Googles Rückzug aus China und der glorreiche Trick, mit dem man die Zensur umgeht, sind für die Suchmaschine vor allem eines: publicity-wirksam und sie wahren das Gesicht. Google selbst hat die Fahne der freien Meinung selbst am höchsten gehängt, dass man sich in China der Zensur beugt mag da nicht recht ins Bild passen. Doch die Weiterleitung chinesischer User auf Googles Seite in Hongkong bringt nicht die gewünschte “Suchfreiheit”.

YouTube und andere Seiten sind immer noch gesperrt, nur überlässt man das schmutzige Geschäft jetzt der Chinesischen Regierung. Und aus China zieht man sich auch nicht zurück. Weiterhin beschäftigt Google dort Mitarbeiter, die Werbung verkaufen und die Forschung betreiben. Alles andere wäre auch wirtschaftlicher Unfug. Zumindest aber kann man jetzt nach außen hin behaupten, man sei nicht böse. Und zumindest ist es Google gelungen, dem Thema Zensur weltweit zu mehr Aufmerksamkeit zu verhelfen.

Ob sich an der Einstellung Chinas allerdings etwas ändern wird, darf bezweifelt werden. Selbst wenn es Google Co-Founder Sergey Brin gelingen sollte, daraus einen Staatsakt zu machen.
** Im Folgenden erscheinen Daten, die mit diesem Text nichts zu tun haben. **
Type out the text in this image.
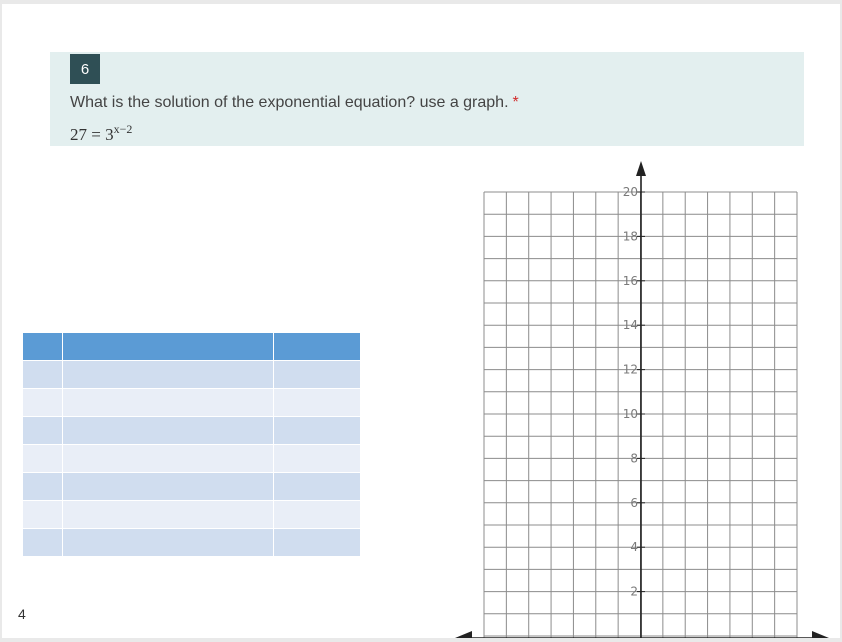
6
What is the solution of the exponential equation? use a graph. *
$27 = 3^{x-2}$

2
4
6
8
10
12
14
16
18
20
4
Für China dagegen ist klar, wer mit der Volksrepublik Geschäfte machen will, der muss sich auch an die im Land geltenden Gesetze halten. Ohnehin solle Google sich nicht derart echauffieren, man stecke schließlich mit dem US-Geheimdienst unter einer Decke, zitiert AFP die “Volkszeitung”.

Laut der Nachrichtenagentur hat zudem einer der reichsten Männer des Landes angekündigt, in seiner Firma künftig auf Google zu verzichten. Vermutlich wird es nicht bei einem Unternehmen bleiben. Die dürften künftig vor allem Baidu nutzen, größte Suchmaschine in China. Deren Suchdienst ist allerdings nicht unumstritten. Baidu soll sich für die Platzierung von Links bezahlen lassen, negative Ergebnisse bei der Suche herausfiltern und manchmal Seiten auch gar nicht verlinken. Der Meinungsfreiheit ist somit wohl kaum gedient. Haben doch andere Suchmaschinen wie Microsoft Bing, auch wenn sie keine bedeutende Rolle in China spielen, bereits angekündigt, weiterhin in China vertreten zu sein.

Damit dürfte sich der Wunsch nach einem offeneren Internet in China nicht erfüllen. Vielmehr hat Google die Chance vertan, einen öffentlichen Diskurs über Meinungsfreiheit und freien Informationsfluss anzustoßen, nicht weltweit sondern in China.